Brooksley Born, American hero

  • Share
  • Read Later

I like the reading suggestions I get from readers, so I clicked through on bryanfromhouston’s link to this piece by Glenn Greenwald. Greenwald made his name exposing the Bush administration’s disdain for the Constitution and the media’s lame coverage of the Bush administration, and apparently plans to stick with that theme for the rest of his career. Here he is on the bank bailouts:

[W]hat is happening here is an exact analog to what is happening in the realm of Bush war crimes — the Obama administration’s first priority is to protect the wrongdoers and criminals by ensuring that the criminality remains secret.

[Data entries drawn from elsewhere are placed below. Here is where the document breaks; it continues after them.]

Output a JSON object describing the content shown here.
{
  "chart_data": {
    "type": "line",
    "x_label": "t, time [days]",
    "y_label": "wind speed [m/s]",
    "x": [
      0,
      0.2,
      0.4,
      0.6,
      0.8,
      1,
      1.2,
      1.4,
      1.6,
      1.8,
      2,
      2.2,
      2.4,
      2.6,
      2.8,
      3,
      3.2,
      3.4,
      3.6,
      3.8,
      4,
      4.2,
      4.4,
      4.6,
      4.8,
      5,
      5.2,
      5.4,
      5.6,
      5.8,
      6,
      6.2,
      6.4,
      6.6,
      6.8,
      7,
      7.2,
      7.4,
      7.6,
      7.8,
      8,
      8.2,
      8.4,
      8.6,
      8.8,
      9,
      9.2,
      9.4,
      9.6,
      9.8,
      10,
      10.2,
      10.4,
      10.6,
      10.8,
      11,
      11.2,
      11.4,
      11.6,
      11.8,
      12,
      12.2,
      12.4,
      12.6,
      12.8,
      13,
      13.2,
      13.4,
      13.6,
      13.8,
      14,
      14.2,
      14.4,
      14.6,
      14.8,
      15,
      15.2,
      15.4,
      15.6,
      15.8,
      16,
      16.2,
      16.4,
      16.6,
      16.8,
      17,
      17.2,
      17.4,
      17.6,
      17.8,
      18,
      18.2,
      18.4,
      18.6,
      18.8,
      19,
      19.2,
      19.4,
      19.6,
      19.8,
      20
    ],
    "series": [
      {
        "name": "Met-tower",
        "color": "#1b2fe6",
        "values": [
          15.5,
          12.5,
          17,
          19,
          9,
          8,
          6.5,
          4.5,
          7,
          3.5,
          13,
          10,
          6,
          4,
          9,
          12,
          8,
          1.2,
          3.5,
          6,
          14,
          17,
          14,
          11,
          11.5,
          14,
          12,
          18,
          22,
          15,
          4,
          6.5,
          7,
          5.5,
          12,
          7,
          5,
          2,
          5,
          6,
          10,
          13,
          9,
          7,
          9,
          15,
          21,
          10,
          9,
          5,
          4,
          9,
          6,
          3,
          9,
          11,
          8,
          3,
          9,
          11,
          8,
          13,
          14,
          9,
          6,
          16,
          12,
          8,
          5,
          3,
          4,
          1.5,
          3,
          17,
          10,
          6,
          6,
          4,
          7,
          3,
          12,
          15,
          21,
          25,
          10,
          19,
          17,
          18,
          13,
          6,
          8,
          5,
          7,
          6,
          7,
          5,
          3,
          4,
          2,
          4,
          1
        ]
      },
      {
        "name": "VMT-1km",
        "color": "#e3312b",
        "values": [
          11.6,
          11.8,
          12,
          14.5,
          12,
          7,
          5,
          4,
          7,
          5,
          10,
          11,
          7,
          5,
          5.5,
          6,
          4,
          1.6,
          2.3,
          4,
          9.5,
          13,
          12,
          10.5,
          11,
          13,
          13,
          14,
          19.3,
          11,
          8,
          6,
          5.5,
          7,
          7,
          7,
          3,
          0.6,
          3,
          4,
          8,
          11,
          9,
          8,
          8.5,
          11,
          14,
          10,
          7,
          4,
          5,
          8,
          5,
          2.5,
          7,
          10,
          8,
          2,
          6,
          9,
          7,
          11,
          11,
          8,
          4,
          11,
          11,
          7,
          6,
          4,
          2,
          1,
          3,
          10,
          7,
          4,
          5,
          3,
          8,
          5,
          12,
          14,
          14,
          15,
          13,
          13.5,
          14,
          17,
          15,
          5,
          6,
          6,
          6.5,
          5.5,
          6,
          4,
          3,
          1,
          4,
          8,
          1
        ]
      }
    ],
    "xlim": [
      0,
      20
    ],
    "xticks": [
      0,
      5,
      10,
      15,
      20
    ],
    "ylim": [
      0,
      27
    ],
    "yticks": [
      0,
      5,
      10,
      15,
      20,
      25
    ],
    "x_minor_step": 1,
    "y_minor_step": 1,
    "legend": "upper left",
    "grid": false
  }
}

The “first priority”? Really? But I digress. The reason I’m writing this post is because Greenwald links to an excellent Stanford Magazine article that I had not seen before about former Commodity Futures Trading Commission chairman Brooksley Born’s failed late-1990s effort to regulate over-the-counter derivatives. A snippet:

Born says she takes no pleasure from the turn of events. She says she was just doing her job based on the evidence in front of her. Looking back, she laments what she says was the outsized influence of Wall Street lobbyists on the process, and the refusal of her fellow regulators, especially Greenspan, to discuss even modest reforms. “Recognizing the dangers . . . was not rocket science, but it was contrary to the conventional wisdom and certainly contrary to the economic interests of Wall Street at the moment,” she says.

“I certainly am not pleased with the results,” she adds. “I think the market grew so enormously, with so little oversight and regulation, that it made the financial crisis much deeper and more pervasive than it otherwise would have been.”

The article says it was a mix of anti-regulatory fervor and turf warfare that thwarted Born. Even members of the Clinton administration not ideologically opposed to giving derivatives more oversight were opposed to letting some little futures regulatory agency do it. So no oversight was forthcoming. When it came to the interest-rate and currency swaps that were the main subject of the 1990s debate, the lack of regulation doesn’t seem to have been big disaster. But I would agree with Born’s assessment that the credit default swaps that began to hit the big-time in the next decade served to amplify both the credit bubble and subsequent crash..

Anyway, at least it’s all worked out okay for Born. She got a Profile in Courage Award for her efforts!